Sin embargo, convendría preguntarse si cualquiera de nosotros se atrevería a hacer lo que Fray Junípero y sus frailes hicieron hace dos siglos y medio en lo que entonces se llamaba Alta California. Hoy en día, cualquier mequetrefe que cuelga vídeos de bailoteos en Tik Tok se siente autorizado a insultar a Fray Junípero sólo porque ha oído decir que fue racista. E incluso ha habido gente que ha pedido derribar su estatua en la plaza de Sant Francesc de Palma (quienes derriban estatuas siempre están pensando en secreto en la estatua que se erigirían a sí mismos, por lo general el doble de grande de la que están derribando). Y peor aún, si alguien se atreviera a escribir ahora algo como lo que escribió Stevenson hace siglo y medio sobre los frailes mallorquines, enseguida lo tacharían de racista y de supremacista blanco y se reclamaría a gritos que sus libros fueran quemados en la plaza pública.
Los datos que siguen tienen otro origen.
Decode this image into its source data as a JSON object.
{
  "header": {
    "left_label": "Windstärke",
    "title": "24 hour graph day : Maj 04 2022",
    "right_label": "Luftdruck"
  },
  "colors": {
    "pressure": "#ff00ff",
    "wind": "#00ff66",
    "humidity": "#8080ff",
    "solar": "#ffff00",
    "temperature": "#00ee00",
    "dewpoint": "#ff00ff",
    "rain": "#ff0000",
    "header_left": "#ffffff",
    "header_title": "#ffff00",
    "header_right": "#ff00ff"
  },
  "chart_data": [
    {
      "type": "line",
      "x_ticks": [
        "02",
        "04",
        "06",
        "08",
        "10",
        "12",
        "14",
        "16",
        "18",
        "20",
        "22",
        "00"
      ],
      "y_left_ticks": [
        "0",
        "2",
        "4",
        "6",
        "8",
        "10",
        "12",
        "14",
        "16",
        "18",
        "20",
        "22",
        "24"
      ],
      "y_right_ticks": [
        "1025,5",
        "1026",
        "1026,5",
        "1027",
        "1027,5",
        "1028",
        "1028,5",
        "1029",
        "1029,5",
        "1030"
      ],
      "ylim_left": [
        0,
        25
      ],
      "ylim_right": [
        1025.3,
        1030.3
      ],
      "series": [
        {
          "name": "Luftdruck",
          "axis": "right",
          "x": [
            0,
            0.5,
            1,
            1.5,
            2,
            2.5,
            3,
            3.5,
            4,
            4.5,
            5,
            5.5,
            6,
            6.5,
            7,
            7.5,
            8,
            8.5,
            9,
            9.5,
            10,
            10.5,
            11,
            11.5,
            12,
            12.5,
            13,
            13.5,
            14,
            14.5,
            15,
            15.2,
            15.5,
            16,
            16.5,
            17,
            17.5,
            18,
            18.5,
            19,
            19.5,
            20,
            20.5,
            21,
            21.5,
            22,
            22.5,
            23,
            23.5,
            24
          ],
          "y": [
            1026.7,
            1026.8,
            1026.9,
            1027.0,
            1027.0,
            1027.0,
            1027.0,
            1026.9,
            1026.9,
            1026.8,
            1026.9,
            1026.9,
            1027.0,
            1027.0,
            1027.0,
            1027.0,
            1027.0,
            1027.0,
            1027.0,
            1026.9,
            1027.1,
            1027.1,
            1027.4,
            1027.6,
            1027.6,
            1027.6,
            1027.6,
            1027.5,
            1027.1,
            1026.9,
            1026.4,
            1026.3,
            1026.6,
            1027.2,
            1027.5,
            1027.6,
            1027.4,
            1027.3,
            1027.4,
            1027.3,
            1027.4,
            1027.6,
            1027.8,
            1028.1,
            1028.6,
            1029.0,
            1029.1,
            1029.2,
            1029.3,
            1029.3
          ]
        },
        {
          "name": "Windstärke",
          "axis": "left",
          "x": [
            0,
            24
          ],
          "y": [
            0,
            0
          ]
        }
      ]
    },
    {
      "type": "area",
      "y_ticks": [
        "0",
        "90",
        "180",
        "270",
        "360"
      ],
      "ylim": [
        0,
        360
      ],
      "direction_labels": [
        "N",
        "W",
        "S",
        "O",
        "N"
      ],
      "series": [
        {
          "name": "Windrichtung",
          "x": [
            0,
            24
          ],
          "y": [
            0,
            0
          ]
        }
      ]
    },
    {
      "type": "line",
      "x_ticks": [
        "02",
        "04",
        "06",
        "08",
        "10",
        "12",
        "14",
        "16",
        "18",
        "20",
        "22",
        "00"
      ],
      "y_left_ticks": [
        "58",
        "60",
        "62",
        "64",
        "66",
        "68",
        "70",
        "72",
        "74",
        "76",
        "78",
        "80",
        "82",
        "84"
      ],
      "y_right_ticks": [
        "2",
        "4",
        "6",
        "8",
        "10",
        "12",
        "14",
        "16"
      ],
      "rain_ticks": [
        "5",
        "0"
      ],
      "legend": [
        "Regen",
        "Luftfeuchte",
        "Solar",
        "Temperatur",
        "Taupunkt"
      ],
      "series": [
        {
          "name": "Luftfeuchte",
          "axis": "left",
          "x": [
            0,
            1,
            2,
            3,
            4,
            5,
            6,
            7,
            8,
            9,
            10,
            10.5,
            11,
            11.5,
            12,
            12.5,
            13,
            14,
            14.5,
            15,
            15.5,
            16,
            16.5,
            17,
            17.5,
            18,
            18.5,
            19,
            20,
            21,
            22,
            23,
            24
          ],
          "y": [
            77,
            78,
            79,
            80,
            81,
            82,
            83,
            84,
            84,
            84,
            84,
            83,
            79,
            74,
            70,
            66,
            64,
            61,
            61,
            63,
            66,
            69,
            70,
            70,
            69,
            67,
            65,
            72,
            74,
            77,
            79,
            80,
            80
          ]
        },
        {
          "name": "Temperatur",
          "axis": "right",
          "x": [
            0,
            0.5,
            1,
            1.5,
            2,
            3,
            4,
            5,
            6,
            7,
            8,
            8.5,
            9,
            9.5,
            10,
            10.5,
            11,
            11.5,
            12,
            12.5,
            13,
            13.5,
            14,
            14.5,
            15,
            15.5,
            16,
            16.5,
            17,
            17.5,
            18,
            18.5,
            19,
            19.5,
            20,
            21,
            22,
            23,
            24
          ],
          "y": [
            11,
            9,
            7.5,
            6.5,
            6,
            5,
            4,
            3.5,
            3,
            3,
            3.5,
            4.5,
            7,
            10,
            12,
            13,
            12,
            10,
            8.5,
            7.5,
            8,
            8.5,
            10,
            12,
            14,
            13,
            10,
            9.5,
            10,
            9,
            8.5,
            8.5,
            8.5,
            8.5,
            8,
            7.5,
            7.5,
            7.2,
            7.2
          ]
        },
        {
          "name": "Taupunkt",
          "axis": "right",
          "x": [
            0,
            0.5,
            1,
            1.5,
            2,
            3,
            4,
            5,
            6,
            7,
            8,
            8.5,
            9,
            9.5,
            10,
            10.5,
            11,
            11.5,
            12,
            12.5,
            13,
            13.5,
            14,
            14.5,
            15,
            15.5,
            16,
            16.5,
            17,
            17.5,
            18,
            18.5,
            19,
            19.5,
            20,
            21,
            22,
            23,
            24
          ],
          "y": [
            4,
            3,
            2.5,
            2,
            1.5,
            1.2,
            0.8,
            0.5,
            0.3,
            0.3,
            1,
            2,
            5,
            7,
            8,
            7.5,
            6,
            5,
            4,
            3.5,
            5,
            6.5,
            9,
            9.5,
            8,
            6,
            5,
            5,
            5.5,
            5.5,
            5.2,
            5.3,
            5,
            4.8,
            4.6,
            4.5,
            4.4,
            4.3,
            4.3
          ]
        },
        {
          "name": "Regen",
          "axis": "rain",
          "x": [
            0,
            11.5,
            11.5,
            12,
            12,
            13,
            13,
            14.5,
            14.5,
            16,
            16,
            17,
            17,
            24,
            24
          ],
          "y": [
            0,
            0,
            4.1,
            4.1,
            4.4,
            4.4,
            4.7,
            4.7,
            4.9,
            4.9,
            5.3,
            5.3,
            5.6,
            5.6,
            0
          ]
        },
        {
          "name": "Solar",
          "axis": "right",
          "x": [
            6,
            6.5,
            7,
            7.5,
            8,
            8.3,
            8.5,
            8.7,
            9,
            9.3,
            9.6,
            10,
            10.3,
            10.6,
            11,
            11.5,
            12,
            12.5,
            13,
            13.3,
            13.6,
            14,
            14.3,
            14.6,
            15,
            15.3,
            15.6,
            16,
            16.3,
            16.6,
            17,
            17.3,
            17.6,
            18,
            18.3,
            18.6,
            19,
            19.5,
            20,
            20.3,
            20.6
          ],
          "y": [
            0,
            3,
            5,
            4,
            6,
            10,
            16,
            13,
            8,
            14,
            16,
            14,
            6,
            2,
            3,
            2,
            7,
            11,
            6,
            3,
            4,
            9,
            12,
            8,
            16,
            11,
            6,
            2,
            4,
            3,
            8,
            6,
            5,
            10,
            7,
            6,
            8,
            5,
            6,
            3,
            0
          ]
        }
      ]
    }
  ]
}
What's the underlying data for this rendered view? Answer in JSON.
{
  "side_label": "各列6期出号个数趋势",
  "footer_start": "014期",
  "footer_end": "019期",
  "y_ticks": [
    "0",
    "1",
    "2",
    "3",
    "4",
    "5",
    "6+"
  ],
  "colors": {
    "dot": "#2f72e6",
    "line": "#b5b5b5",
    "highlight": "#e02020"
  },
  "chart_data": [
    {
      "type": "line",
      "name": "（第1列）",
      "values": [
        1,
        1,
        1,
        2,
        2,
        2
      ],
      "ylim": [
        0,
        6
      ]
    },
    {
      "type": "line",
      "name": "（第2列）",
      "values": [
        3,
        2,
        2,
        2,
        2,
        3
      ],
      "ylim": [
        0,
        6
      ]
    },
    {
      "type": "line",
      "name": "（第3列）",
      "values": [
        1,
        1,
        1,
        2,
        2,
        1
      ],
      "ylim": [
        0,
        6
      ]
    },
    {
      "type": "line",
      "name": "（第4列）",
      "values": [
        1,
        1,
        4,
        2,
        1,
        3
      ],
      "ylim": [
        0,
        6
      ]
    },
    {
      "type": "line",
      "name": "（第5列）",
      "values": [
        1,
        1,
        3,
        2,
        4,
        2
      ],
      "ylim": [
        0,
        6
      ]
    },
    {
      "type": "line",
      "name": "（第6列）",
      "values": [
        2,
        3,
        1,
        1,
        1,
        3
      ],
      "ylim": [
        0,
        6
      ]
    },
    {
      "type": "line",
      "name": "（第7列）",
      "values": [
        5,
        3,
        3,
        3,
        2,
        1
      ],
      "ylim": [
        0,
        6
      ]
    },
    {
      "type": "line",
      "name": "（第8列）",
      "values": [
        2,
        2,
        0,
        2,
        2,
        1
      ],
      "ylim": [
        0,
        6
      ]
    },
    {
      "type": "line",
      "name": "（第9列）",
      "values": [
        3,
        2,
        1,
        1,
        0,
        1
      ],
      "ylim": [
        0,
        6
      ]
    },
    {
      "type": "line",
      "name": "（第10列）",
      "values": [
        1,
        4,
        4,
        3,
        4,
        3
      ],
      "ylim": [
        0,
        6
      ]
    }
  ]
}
Pero la pregunta que podemos hacernos sigue siendo la misma. ¿Eran racistas aquellos frailes? ¿Y eran unos asesinos genocidas y sádicos, tal como los están llamando ahora los fanáticos intelectuales "woke" en las redes sociales?

Visto con arreglo a lo que ahora consideramos racista, quizá sí fueran racistas, porque desde luego aquellos frailes estaban convencidos de que los indios de California, que vivían prácticamente en la Edad de Piedra y se dedicaban a la economía de subsistencia de los cazadores-recolectores del Paleolítico, eran unos "salvajes" que debían ser educados y civilizados. Pero en cambio, si lo pensamos con arreglo a lo que era habitual en 1750 (o incluso dos siglos más tarde), aquellos frailes mallorquines trataron con un insólito respeto a los indios, a los que no consideraban "bestias inmundas" ni "súcubos infernales", sino personas dignas de ser alfabetizadas y educadas en las enseñanzas de la Iglesia (y eso incluía, no lo olvidemos, los cantos gregorianos que Stevenson oyó cantar en la iglesia de Carmel). De modo que podemos poner en cuestión la obra de los misioneros mallorquines -nadie preguntó a los indios de California si querían ser "civilizados"-, pero aquellos misioneros no fueron racistas ni genocidas ni nada parecido. O al menos no lo fueron en los términos simplistas y pueriles con que ahora juzgamos las cosas.